In the years following the end of the First World War in 1918, the British cotton Industry faced increased competition in its overseas markets for cotton goods. In the depression following the Wall Street Crash of 1929, the industry faced very considerable difficulties and a period of decline and closure of cotton mills ensued.
The outbreak of the Second World War in 1939 and the difficulties in importing raw cotton into Liverpool that resulted, led the British Government to take direct control of cotton importation and the supply of raw cotton to the industry. Following the end of the war in 1945, the newly-elected Labour Government decided to retain government control of the cotton supply and a 'Raw Cotton Commission', based in Liverpool, was created to undertake this task.
In the 1950s, the British Government decided to return raw cotton importation and trading to the private sector and the Raw Cotton Commission was closed down. However, the British Cotton industry was by now in serious decline. By the mid 1960s, Britain was importing more cotton goods than it was exporting and the Liverpool cotton market had consequently shrunk dramatically. In the later 1960s, the Liverpool Cotton Association (the organization that regulated the Liverpool cotton market and owned Liverpool's Cotton Exchange), decided to sell the Cotton Exchange and the building was subseqeuntly dramatically changed.

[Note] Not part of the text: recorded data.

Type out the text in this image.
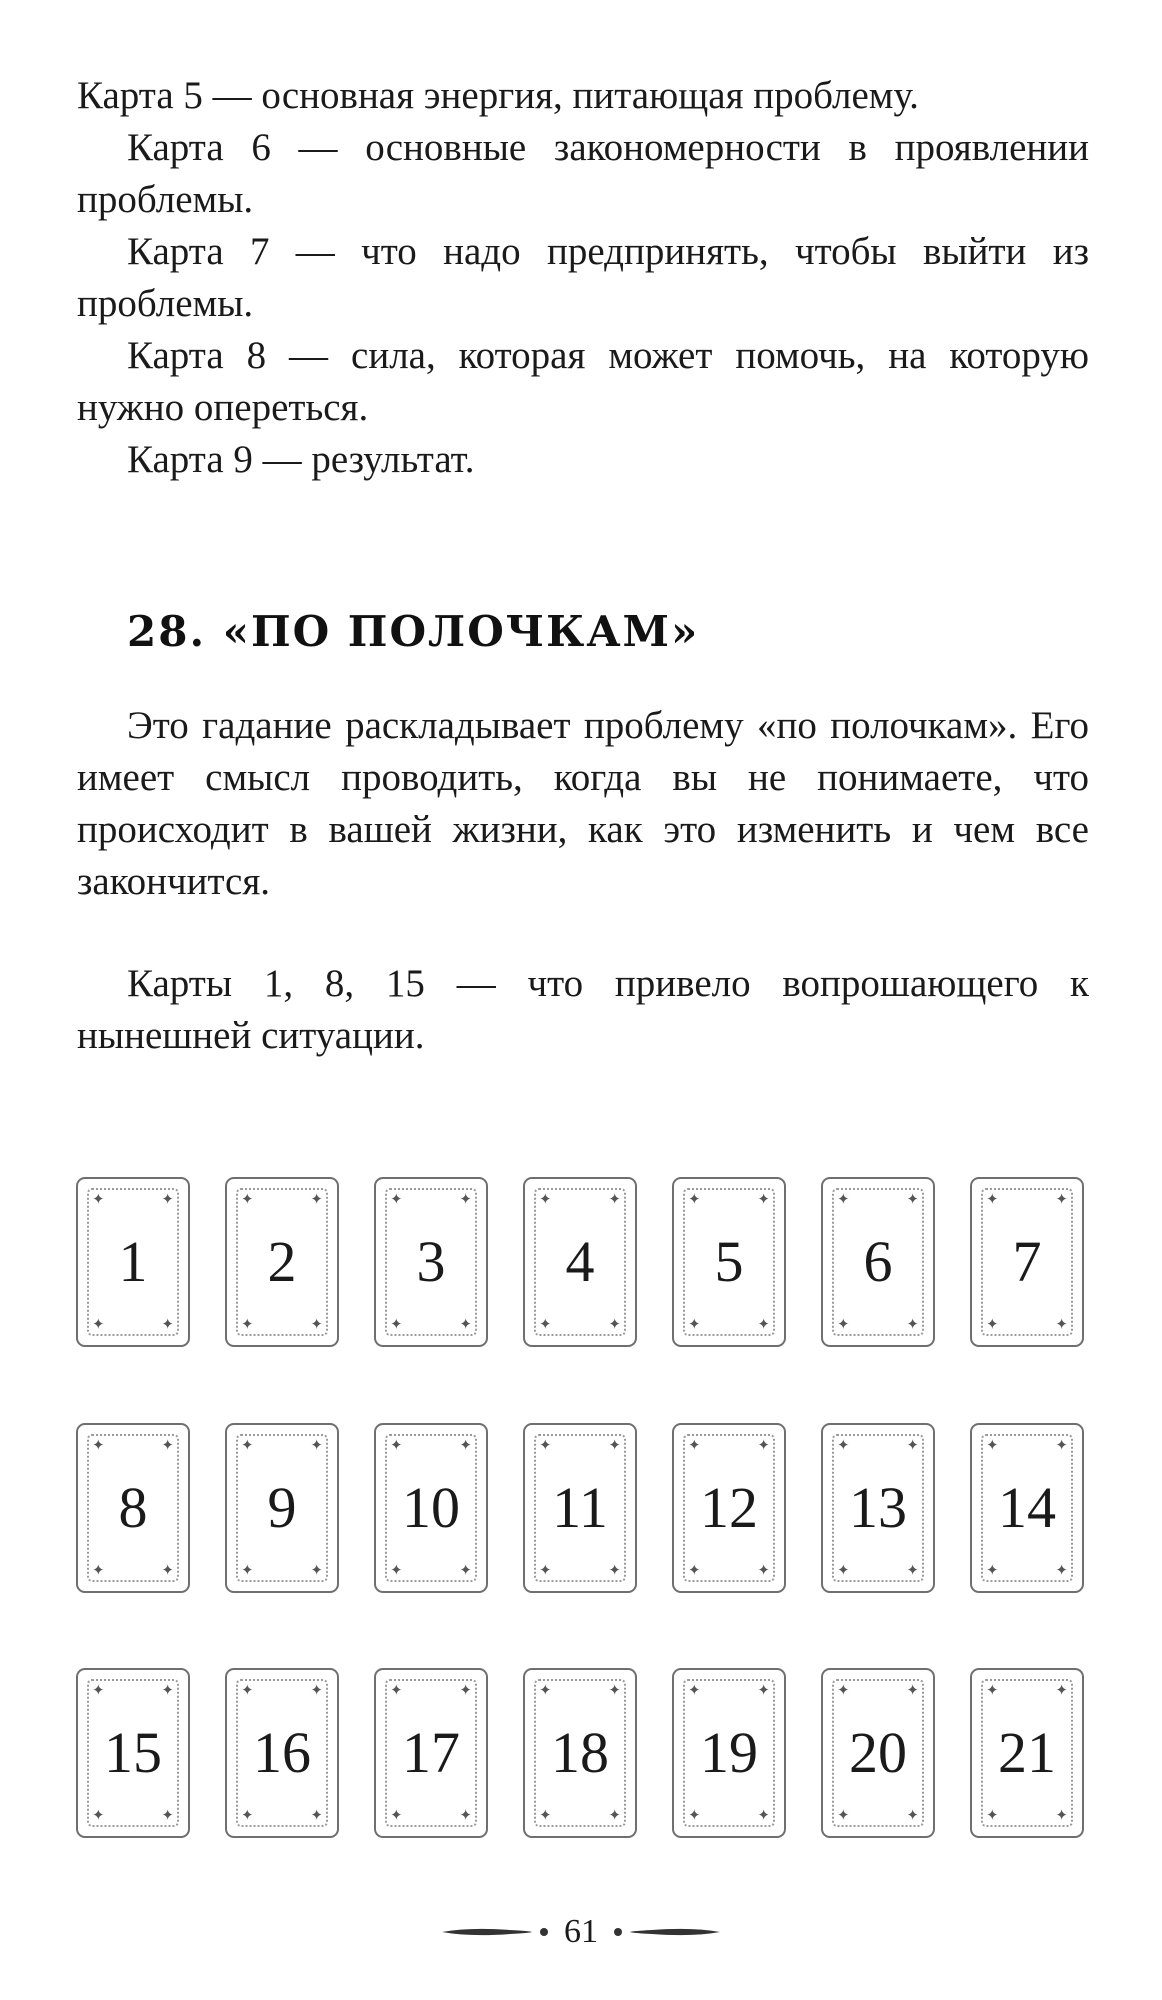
Карта 5 — основная энергия, питающая проблему.

Карта 6 — основные закономерности в проявлении проблемы.

Карта 7 — что надо предпринять, чтобы выйти из проблемы.

Карта 8 — сила, которая может помочь, на которую нужно опереться.

Карта 9 — результат.

28. «ПО ПОЛОЧКАМ»

Это гадание раскладывает проблему «по полочкам». Его имеет смысл проводить, когда вы не понимаете, что происходит в вашей жизни, как это изменить и чем все закончится.

Карты 1, 8, 15 — что привело вопрошающего к нынешней ситуации.

✦	✦
✦	✦
1
✦	✦
✦	✦
2
✦	✦
✦	✦
3
✦	✦
✦	✦
4
✦	✦
✦	✦
5
✦	✦
✦	✦
6
✦	✦
✦	✦
7
✦	✦
✦	✦
8
✦	✦
✦	✦
9
✦	✦
✦	✦
10
✦	✦
✦	✦
11
✦	✦
✦	✦
12
✦	✦
✦	✦
13
✦	✦
✦	✦
14
✦	✦
✦	✦
15
✦	✦
✦	✦
16
✦	✦
✦	✦
17
✦	✦
✦	✦
18
✦	✦
✦	✦
19
✦	✦
✦	✦
20
✦	✦
✦	✦
21
61
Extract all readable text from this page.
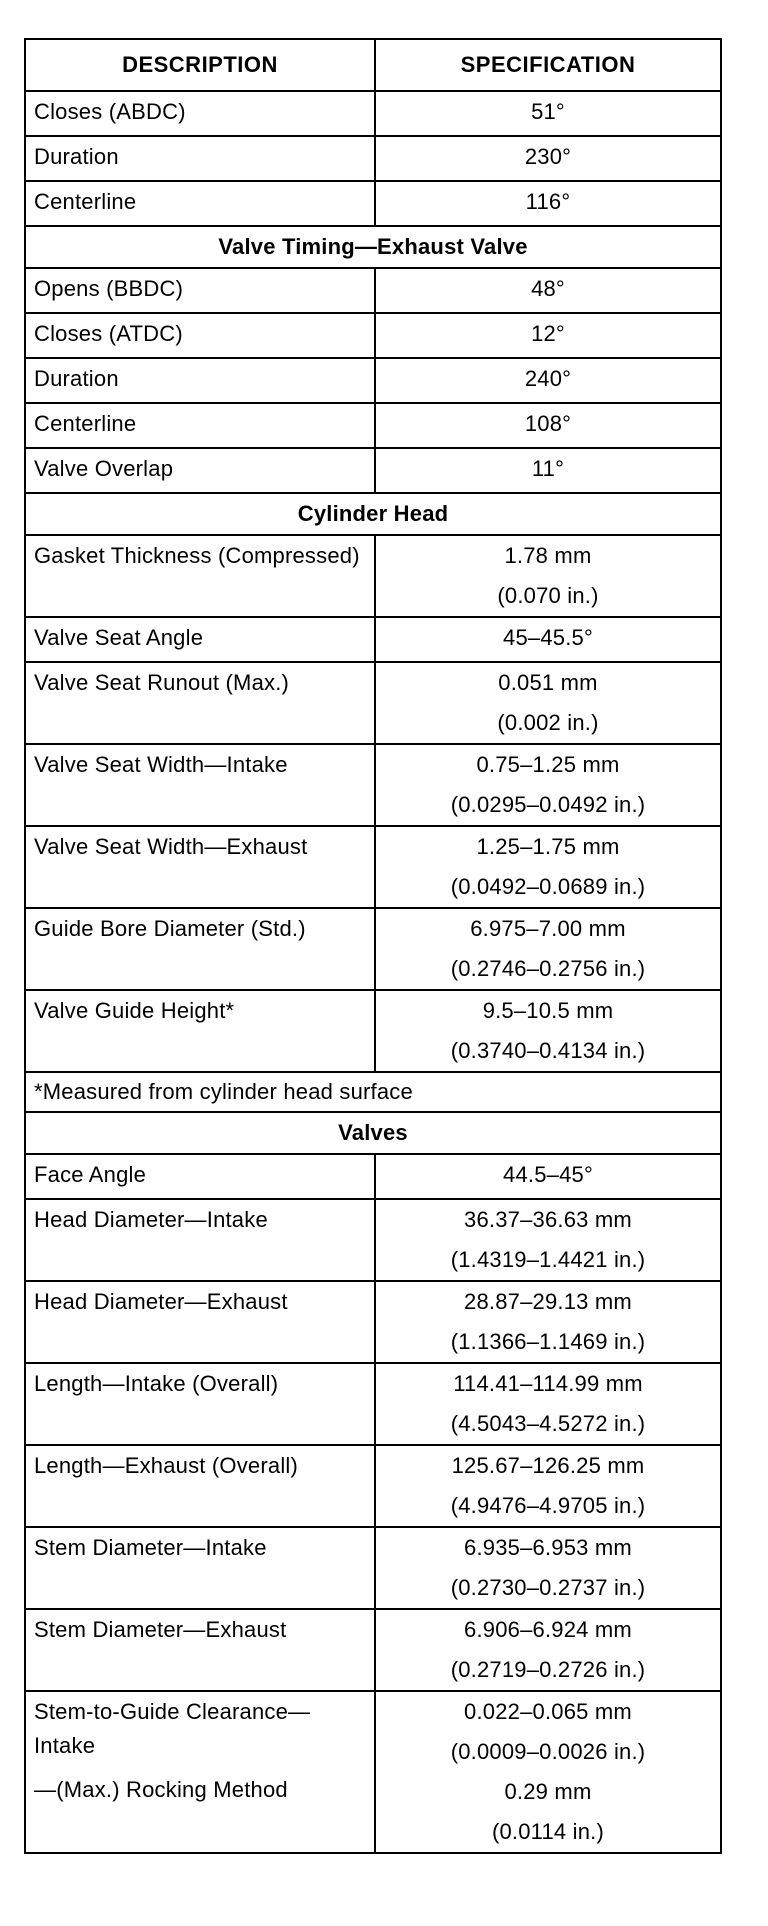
DESCRIPTION	SPECIFICATION
Closes (ABDC)	51°

Duration	230°

Centerline	116°

Valve Timing—Exhaust Valve	
Opens (BBDC)	48°

Closes (ATDC)	12°

Duration	240°

Centerline	108°

Valve Overlap	11°

Cylinder Head	
Gasket Thickness (Compressed)	1.78 mm
(0.070 in.)

Valve Seat Angle	45–45.5°

Valve Seat Runout (Max.)	0.051 mm
(0.002 in.)

Valve Seat Width—Intake	0.75–1.25 mm
(0.0295–0.0492 in.)

Valve Seat Width—Exhaust	1.25–1.75 mm
(0.0492–0.0689 in.)

Guide Bore Diameter (Std.)	6.975–7.00 mm
(0.2746–0.2756 in.)

Valve Guide Height*	9.5–10.5 mm
(0.3740–0.4134 in.)

*Measured from cylinder head surface	
Valves	
Face Angle	44.5–45°

Head Diameter—Intake	36.37–36.63 mm
(1.4319–1.4421 in.)

Head Diameter—Exhaust	28.87–29.13 mm
(1.1366–1.1469 in.)

Length—Intake (Overall)	114.41–114.99 mm
(4.5043–4.5272 in.)

Length—Exhaust (Overall)	125.67–126.25 mm
(4.9476–4.9705 in.)

Stem Diameter—Intake	6.935–6.953 mm
(0.2730–0.2737 in.)

Stem Diameter—Exhaust	6.906–6.924 mm
(0.2719–0.2726 in.)

Stem-to-Guide Clearance—Intake
—(Max.) Rocking Method	0.022–0.065 mm
(0.0009–0.0026 in.)
0.29 mm
(0.0114 in.)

However, Liverpool's long experience in trading cotton and regulating cotton transactions meant that the Liverpool Cotton Association retained a leading role in international cotton trading, through its rules and contracts for trading cotton and arbitrating in trading disputes. This international role is reflected in the recent change of name of the association to that of the "International Cotton Association". Liverpool therefore remains central to international cotton trading.